NL: What was it like taking your subway performances to a stage?
WM: Well it was actually kind of easy. If you can make people dance in one place, you can make them dance in another. It wasn’t much different at first. But then later on we started integrating electronic elements into our sound. And it’s an ongoing project, trying to integrate more electronic sounds with our more raw sounds. So that’s something we’re still expanding on, figuring out, adding new elements. We have a synthesizer now and we actually bought a modular synthesizer which is a really cool device. I won’t get into the technical details, but it’s a cool tool that we’ve just got to learn. It really expands our sonic world drastically.
NL: You just released a new EP, Joshua Tree. Will people notice how you’ve been growing there? How did you bring what you’ve been experimenting with into that project?
WM: You know we actually were planning on doing something more electronic, but the first four days we were so uninspired and nothing happened, we just started hiking, walking into vast distances and appreciating life on that level. Then suddenly, we got inspired to just play and not really worry about what we were creating. And in that process, Joshua Tree unfolded.

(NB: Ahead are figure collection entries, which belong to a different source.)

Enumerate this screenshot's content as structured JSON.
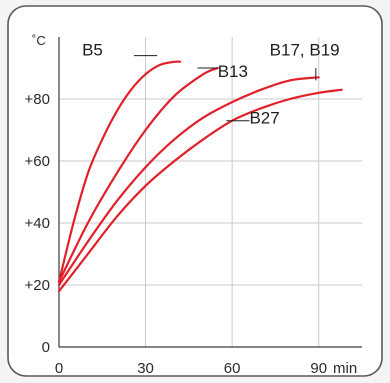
{
  "chart_data": {
    "type": "line",
    "title": "",
    "xlabel": "min",
    "ylabel": "˚C",
    "xlim": [
      0,
      105
    ],
    "ylim": [
      0,
      100
    ],
    "x_ticks": [
      {
        "value": 0,
        "label": "0"
      },
      {
        "value": 30,
        "label": "30"
      },
      {
        "value": 60,
        "label": "60"
      },
      {
        "value": 90,
        "label": "90"
      }
    ],
    "y_ticks": [
      {
        "value": 0,
        "label": "0"
      },
      {
        "value": 20,
        "label": "+20"
      },
      {
        "value": 40,
        "label": "+40"
      },
      {
        "value": 60,
        "label": "+60"
      },
      {
        "value": 80,
        "label": "+80"
      }
    ],
    "grid": true,
    "series_color": "#e2202a",
    "series": [
      {
        "name": "B5",
        "points": [
          [
            0,
            21
          ],
          [
            5,
            40
          ],
          [
            10,
            56
          ],
          [
            15,
            67
          ],
          [
            20,
            76
          ],
          [
            25,
            83
          ],
          [
            30,
            88
          ],
          [
            35,
            91
          ],
          [
            40,
            92
          ],
          [
            42,
            92
          ]
        ]
      },
      {
        "name": "B13",
        "points": [
          [
            0,
            21
          ],
          [
            10,
            40
          ],
          [
            20,
            56
          ],
          [
            30,
            70
          ],
          [
            40,
            81
          ],
          [
            50,
            88
          ],
          [
            55,
            90
          ]
        ]
      },
      {
        "name": "B17, B19",
        "points": [
          [
            0,
            20
          ],
          [
            10,
            34
          ],
          [
            20,
            47
          ],
          [
            30,
            58
          ],
          [
            40,
            67
          ],
          [
            50,
            74
          ],
          [
            60,
            79
          ],
          [
            70,
            83
          ],
          [
            80,
            86
          ],
          [
            90,
            87
          ]
        ]
      },
      {
        "name": "B27",
        "points": [
          [
            0,
            18
          ],
          [
            10,
            30
          ],
          [
            20,
            42
          ],
          [
            30,
            52
          ],
          [
            40,
            60
          ],
          [
            50,
            67
          ],
          [
            60,
            73
          ],
          [
            70,
            77
          ],
          [
            80,
            80
          ],
          [
            90,
            82
          ],
          [
            98,
            83
          ]
        ]
      }
    ],
    "annotations": [
      {
        "text": "B5",
        "label_at": [
          8,
          96
        ],
        "leader": [
          [
            26,
            94
          ],
          [
            34,
            94
          ]
        ]
      },
      {
        "text": "B13",
        "label_at": [
          55,
          89
        ],
        "leader": [
          [
            48,
            90
          ],
          [
            55,
            90
          ]
        ]
      },
      {
        "text": "B17, B19",
        "label_at": [
          73,
          96
        ],
        "leader": [
          [
            89,
            90
          ],
          [
            89,
            86
          ]
        ]
      },
      {
        "text": "B27",
        "label_at": [
          66,
          74
        ],
        "leader": [
          [
            58,
            73
          ],
          [
            66,
            73
          ]
        ]
      }
    ]
  }
}
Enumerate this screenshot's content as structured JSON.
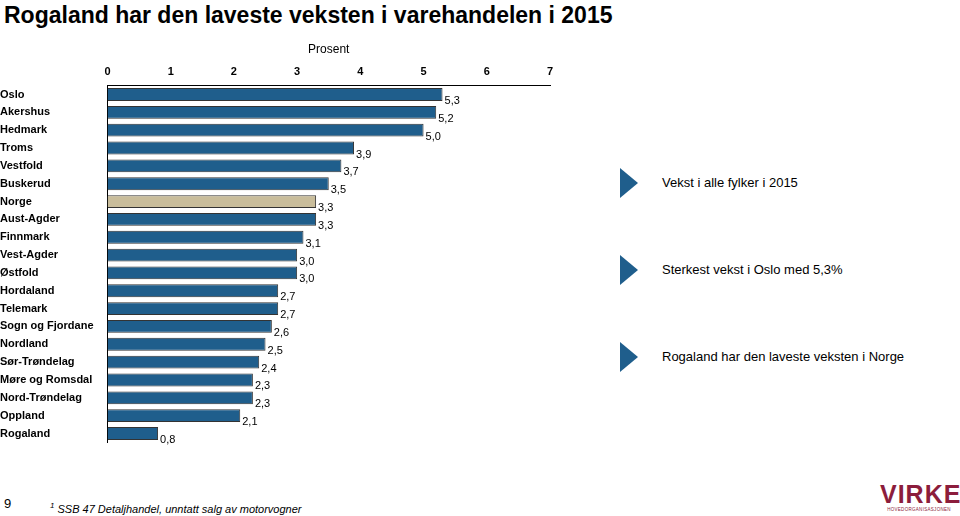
{
  "chart_data": {
    "type": "bar",
    "orientation": "horizontal",
    "title": "Rogaland har den laveste veksten i varehandelen i 2015",
    "x_label": "Prosent",
    "categories": [
      "Oslo",
      "Akershus",
      "Hedmark",
      "Troms",
      "Vestfold",
      "Buskerud",
      "Norge",
      "Aust-Agder",
      "Finnmark",
      "Vest-Agder",
      "Østfold",
      "Hordaland",
      "Telemark",
      "Sogn og Fjordane",
      "Nordland",
      "Sør-Trøndelag",
      "Møre og Romsdal",
      "Nord-Trøndelag",
      "Oppland",
      "Rogaland"
    ],
    "values": [
      5.3,
      5.2,
      5.0,
      3.9,
      3.7,
      3.5,
      3.3,
      3.3,
      3.1,
      3.0,
      3.0,
      2.7,
      2.7,
      2.6,
      2.5,
      2.4,
      2.3,
      2.3,
      2.1,
      0.8
    ],
    "value_labels": [
      "5,3",
      "5,2",
      "5,0",
      "3,9",
      "3,7",
      "3,5",
      "3,3",
      "3,3",
      "3,1",
      "3,0",
      "3,0",
      "2,7",
      "2,7",
      "2,6",
      "2,5",
      "2,4",
      "2,3",
      "2,3",
      "2,1",
      "0,8"
    ],
    "colors": [
      "#1f5e8c",
      "#1f5e8c",
      "#1f5e8c",
      "#1f5e8c",
      "#1f5e8c",
      "#1f5e8c",
      "#c9bd9b",
      "#1f5e8c",
      "#1f5e8c",
      "#1f5e8c",
      "#1f5e8c",
      "#1f5e8c",
      "#1f5e8c",
      "#1f5e8c",
      "#1f5e8c",
      "#1f5e8c",
      "#1f5e8c",
      "#1f5e8c",
      "#1f5e8c",
      "#1f5e8c"
    ],
    "xlim": [
      0,
      7
    ],
    "xticks": [
      0,
      1,
      2,
      3,
      4,
      5,
      6,
      7
    ],
    "data_labels": true,
    "grid": false,
    "annotations": [
      "Vekst i alle fylker i 2015",
      "Sterkest vekst i Oslo med 5,3%",
      "Rogaland har den laveste veksten i Norge"
    ]
  },
  "page_number": 9,
  "footnote": {
    "marker": "1",
    "text": "SSB 47 Detaljhandel, unntatt salg av motorvogner"
  },
  "logo": {
    "text": "VIRKE",
    "subtitle": "HOVEDORGANISASJONEN"
  }
}
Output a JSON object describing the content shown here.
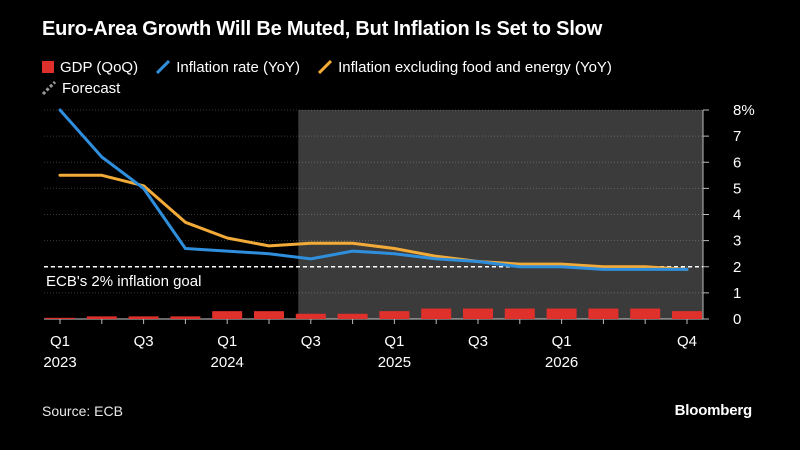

It actually ended up being a much more acoustic album. There are some delays and some effects but most of it is a raw sound. And the next album might be more electronic!
NL: You’re touring right now, so are you playing the acoustic stuff from Joshua Tree or are you incorporating more electronic elements? What is your show composed?
WM: It’s all that. We don’t play any songs from Joshua Tree yet in our live show, but we could if we develop in that direction! Other than that, all we’re trying to do is be present, listen to each other and commit to whatever choice we make. It’s kind of like living life.
NL: You released Joshua Tree for free download. Why did you decide to do that?
WM: We really don’t believe that art should cost money. I think humans should live together like nature does, where plants and animals gift each other. A free of charge service. I would love to live by that principal and give our tracks to whoever wants to listen to them. But unfortunately, we are also kind of trapped in the same economy as everyone else. Mike has a lot of student debt, and we have to make a steady income. But whenever we have money to survive or keep going, we also want to gift, share and not charge. Our main goal is not to make funds, our goal is to make a positive impact musically on this planet. And on that note, we’re all vegans. We promote local food, the co-op, being a vegan chef, we have a cooking blog. We want to put our energy to upholding these values. I think giving things away for free is hopefully inspiring others to do the same. Social change starts with an individual.
NL: You’re coming back to Seattle, a city known for leaning progressive on social change (that also has great vegan food!), for two holiday shows at Nectar Lounge: April Fool’s Day and Cinco de Mayo. Are you fans of Seattle?
WM: We love that part of the country, the wet and the beautiful green. It’s really really wonderful. We’re actually going to rent a house for a couple months in Portland. We’ll be close to Seattle, enjoying living among the tall and luscious trees.
NL: Well we’re excited to have you as our neighbors! And for your upcoming shows.